Sabato, Juan Guaidó si era prima appellato ai militari venezuali, rivolgendosi loro mentre si trovava nei pressi di un magazzino nella città colombiana di Cucuta, dove sono state stoccate circa 600 tonnellate di aiuti, tra cibo in scatola e medicinali, per lo più fornite dagli Stati Uniti, per consentirne l'ingresso in Venezuela.

Poi, l'autonominatosi presidente, era salito su un semirimorchio per salutare i sostenitori in una cerimonia che, nelle sue intenzioni, avrebbe dovuto dare il via al passaggio del convoglio di aiuti umanitari da Cucuta a Urena, la città che si trova sull'altra sponda del confine segnato dal Rio Tachira, in territorio venezuelano.

Nel frattempo, i manifestanti venezuelani avevano provato a parlare con le forze di sicurezza agli ordini di Maduro che presidiano i valichi di confine sui ponti Francisco de Paula Santander e Simon Bolivar perché lasciassero passare gli aiuti, iniziando anche a rimuovere le barricate che ne impediscono il transito. Ma non c'è stato nulla da fare.

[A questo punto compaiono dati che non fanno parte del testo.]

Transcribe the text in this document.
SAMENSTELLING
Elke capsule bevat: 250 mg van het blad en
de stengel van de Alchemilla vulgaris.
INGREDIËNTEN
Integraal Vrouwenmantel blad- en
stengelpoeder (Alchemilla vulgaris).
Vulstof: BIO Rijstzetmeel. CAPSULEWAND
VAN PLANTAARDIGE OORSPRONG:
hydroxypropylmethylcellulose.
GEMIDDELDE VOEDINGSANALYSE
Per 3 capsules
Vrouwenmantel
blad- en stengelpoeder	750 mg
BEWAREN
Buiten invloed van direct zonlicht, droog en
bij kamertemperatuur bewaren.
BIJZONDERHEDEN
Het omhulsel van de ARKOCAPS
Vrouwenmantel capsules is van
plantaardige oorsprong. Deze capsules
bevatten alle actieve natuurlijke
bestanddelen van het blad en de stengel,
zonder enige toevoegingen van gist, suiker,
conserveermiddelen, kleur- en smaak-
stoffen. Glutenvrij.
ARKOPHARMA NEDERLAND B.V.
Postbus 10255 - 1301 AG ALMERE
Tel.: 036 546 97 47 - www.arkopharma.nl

Alla prova di forza pacifica di Guaidó, che con il passaggio degli aiuti pensava così di poter rimuovere lo stallo politico attuale in Venezuela dove due presidenti si contendono il potere, Maduro ha deciso di rispondere con la forza. Le forze dell'ordine venezuelane hanno così lanciato lacrimogeni per disperdere la folla dei manifestanti, ripetendo quanto era accaduto, per gli stessi motivi, anche a sud nella città di Santa Elena de Uairen, vicino al confine con il Brasile, dove almeno due persone sono rimaste uccise e altre 21 ferite per le manifestazioni legate al passaggio degli aiuti umanitari.

Nel frattempo, parlando a Caracas ai suoi sostenitori riuniti in una delle sempre più frequenti manifestazioni che si svolgono in Venezuela a sostegno dell'attuale regime, il presidente Maduro ha detto che la sua pazienza si era esaurita, annunciando anche di aver interrotto i rapporti diplomatici con la Colombia e di aver concesso ai diplomatici di quella nazione 24 ore per lasciare il Paese.

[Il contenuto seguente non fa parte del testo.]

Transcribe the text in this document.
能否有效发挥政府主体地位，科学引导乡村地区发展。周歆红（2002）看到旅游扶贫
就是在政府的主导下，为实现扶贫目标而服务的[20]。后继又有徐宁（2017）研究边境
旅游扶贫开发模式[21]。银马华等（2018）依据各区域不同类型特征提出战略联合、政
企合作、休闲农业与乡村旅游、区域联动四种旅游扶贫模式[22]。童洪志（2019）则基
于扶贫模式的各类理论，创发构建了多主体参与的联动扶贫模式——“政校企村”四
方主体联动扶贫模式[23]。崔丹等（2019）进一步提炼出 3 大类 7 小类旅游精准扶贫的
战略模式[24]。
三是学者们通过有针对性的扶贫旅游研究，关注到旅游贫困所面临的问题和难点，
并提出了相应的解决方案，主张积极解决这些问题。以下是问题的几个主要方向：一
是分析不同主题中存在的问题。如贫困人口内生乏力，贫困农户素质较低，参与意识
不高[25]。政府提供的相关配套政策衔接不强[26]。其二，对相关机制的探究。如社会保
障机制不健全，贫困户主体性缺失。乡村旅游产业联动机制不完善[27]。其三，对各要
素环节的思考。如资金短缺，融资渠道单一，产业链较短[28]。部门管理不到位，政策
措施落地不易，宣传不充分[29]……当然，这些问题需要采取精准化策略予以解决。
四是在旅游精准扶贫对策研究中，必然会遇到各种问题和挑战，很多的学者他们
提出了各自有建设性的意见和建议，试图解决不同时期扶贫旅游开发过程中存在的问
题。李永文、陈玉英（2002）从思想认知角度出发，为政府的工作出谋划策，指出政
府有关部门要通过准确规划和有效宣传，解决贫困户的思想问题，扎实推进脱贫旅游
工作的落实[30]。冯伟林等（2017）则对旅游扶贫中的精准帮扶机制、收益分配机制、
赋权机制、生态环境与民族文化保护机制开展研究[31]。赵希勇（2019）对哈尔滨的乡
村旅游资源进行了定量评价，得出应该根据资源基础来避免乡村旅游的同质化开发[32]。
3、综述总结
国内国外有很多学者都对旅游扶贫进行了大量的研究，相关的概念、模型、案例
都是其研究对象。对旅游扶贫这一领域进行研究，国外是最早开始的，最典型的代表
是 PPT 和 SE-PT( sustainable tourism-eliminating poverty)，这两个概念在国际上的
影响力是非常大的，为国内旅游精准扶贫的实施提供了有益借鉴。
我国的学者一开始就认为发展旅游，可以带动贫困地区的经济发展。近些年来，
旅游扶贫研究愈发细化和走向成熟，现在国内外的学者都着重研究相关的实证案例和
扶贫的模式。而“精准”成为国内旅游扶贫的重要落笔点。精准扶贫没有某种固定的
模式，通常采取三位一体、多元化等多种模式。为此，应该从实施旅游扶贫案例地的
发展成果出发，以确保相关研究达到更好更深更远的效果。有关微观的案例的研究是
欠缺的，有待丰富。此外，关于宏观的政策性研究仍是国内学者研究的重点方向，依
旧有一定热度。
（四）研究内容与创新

Secondo Maduro, gli aiuti umanitari sono parte di un complotto guidato dagli Stati Uniti per estrometterlo dal potere e per giustificare una possibile invasione militare. La Colombia avrebbe acconsentito a tale piano e per tale motivo Maduro ha deciso di interrompere le relazioni diplomatiche.

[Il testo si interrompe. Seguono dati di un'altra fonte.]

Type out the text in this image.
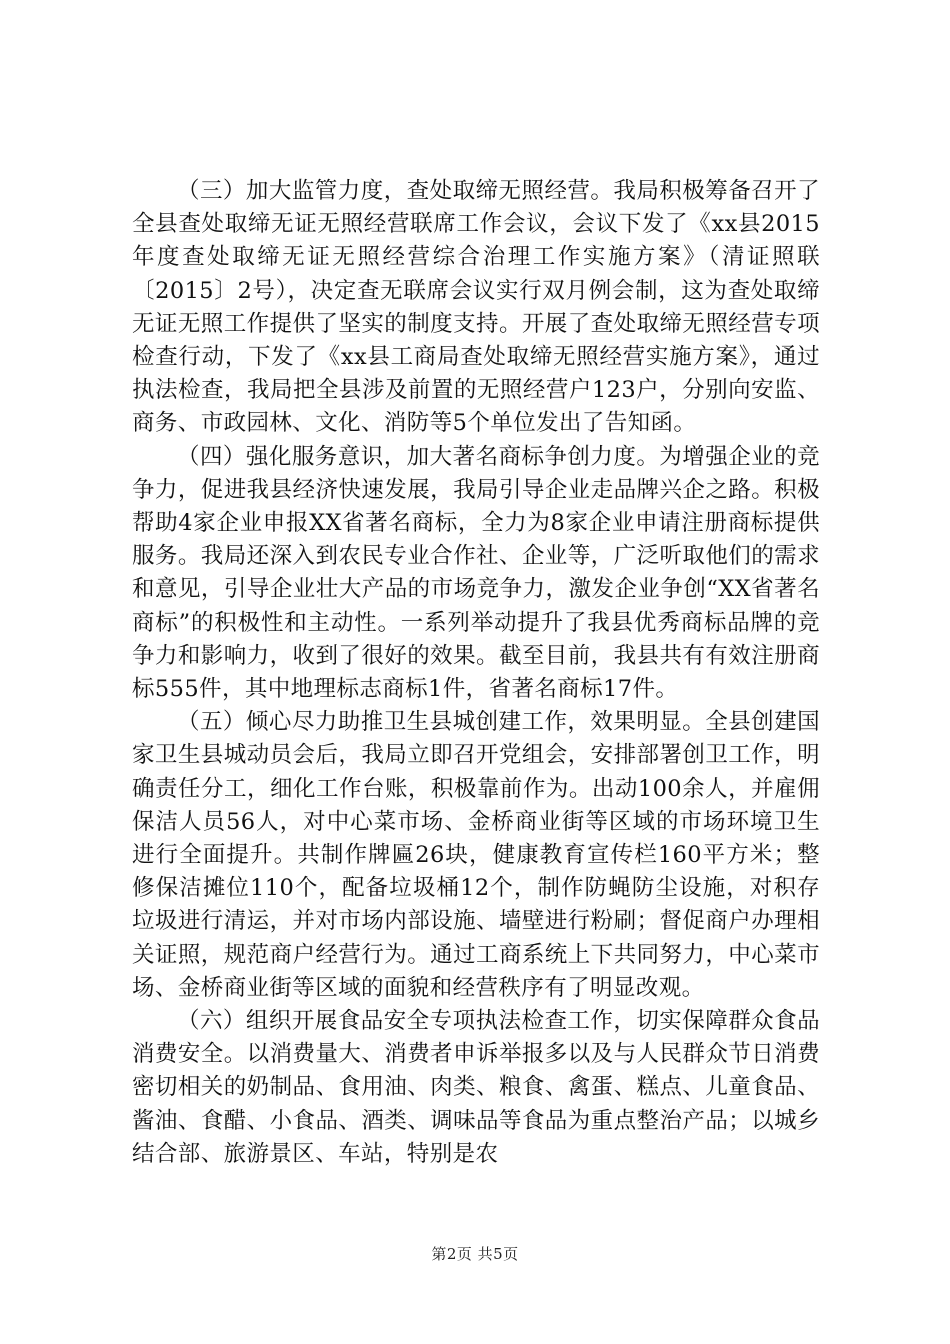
（三）加大监管力度，查处取缔无照经营。我局积极筹备召开了全县查处取缔无证无照经营联席工作会议，会议下发了《xx县2015年度查处取缔无证无照经营综合治理工作实施方案》（清证照联〔2015〕2号），决定查无联席会议实行双月例会制，这为查处取缔无证无照工作提供了坚实的制度支持。开展了查处取缔无照经营专项检查行动，下发了《xx县工商局查处取缔无照经营实施方案》，通过执法检查，我局把全县涉及前置的无照经营户123户，分别向安监、商务、市政园林、文化、消防等5个单位发出了告知函。

（四）强化服务意识，加大著名商标争创力度。为增强企业的竞争力，促进我县经济快速发展，我局引导企业走品牌兴企之路。积极帮助4家企业申报XX省著名商标，全力为8家企业申请注册商标提供服务。我局还深入到农民专业合作社、企业等，广泛听取他们的需求和意见，引导企业壮大产品的市场竞争力，激发企业争创“XX省著名商标”的积极性和主动性。一系列举动提升了我县优秀商标品牌的竞争力和影响力，收到了很好的效果。截至目前，我县共有有效注册商标555件，其中地理标志商标1件，省著名商标17件。

（五）倾心尽力助推卫生县城创建工作，效果明显。全县创建国家卫生县城动员会后，我局立即召开党组会，安排部署创卫工作，明确责任分工，细化工作台账，积极靠前作为。出动100余人，并雇佣保洁人员56人，对中心菜市场、金桥商业街等区域的市场环境卫生进行全面提升。共制作牌匾26块，健康教育宣传栏160平方米；整修保洁摊位110个，配备垃圾桶12个，制作防蝇防尘设施，对积存垃圾进行清运，并对市场内部设施、墙壁进行粉刷；督促商户办理相关证照，规范商户经营行为。通过工商系统上下共同努力，中心菜市场、金桥商业街等区域的面貌和经营秩序有了明显改观。

（六）组织开展食品安全专项执法检查工作，切实保障群众食品消费安全。以消费量大、消费者申诉举报多以及与人民群众节日消费密切相关的奶制品、食用油、肉类、粮食、禽蛋、糕点、儿童食品、酱油、食醋、小食品、酒类、调味品等食品为重点整治产品；以城乡结合部、旅游景区、车站，特别是农

第2页 共5页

Guaidó aveva ripetuto gli appelli affinché l'esercito si unisse a lui nella lotta contro la "dittatura" di Maduro e secondo quanto riportato dalle autorità colombiane più di 60 soldati hanno disertato, abbandonando le loro postazioni al confine. Ma questo è l'unico risultato ottenuto. Le forze venezuelane sono ancora fedeli a Maduro.

A fine giornata, Guaidó ha poi twittato che gli eventi di sabato lo avevano spinto ad invitare i venezuelani a sospendere le manifestazioni, aggiungendo però che si sarebbe accinto a proporre in modo formale alla comunità internazionale di valutare tutte le opzioni disponibili per liberare il Venezuela dalla dittatura di Maduro.


Attualmente sono oltre 50 i governi in tutto il mondo che hanno riconosciuto Guaidó. Appelli a entrambe le parti per trovare un accordo ed evitare violenze sono giunti anche dal segretario delle Nazioni Unite Antonio Guterres.

Il problema, però, è che il forte nazionalismo che anima i Paesi sudamericani e tra questi il Venezuela non può che finire per essere alimentato dagli ultimatum di Guaidó che per una parte della popolazione venezuelana viene considerato come un pupazzo guidato da Washington. Così gli inviti da parte degli Usa diretti ai generali delle forze armate venezuelane invece di indurli a farli disertare insieme alle loro truppe, finiscono per ottenere il risultato opposto, rafforzando in loro il convincimento che sia necessario continuare a supportare Maduro.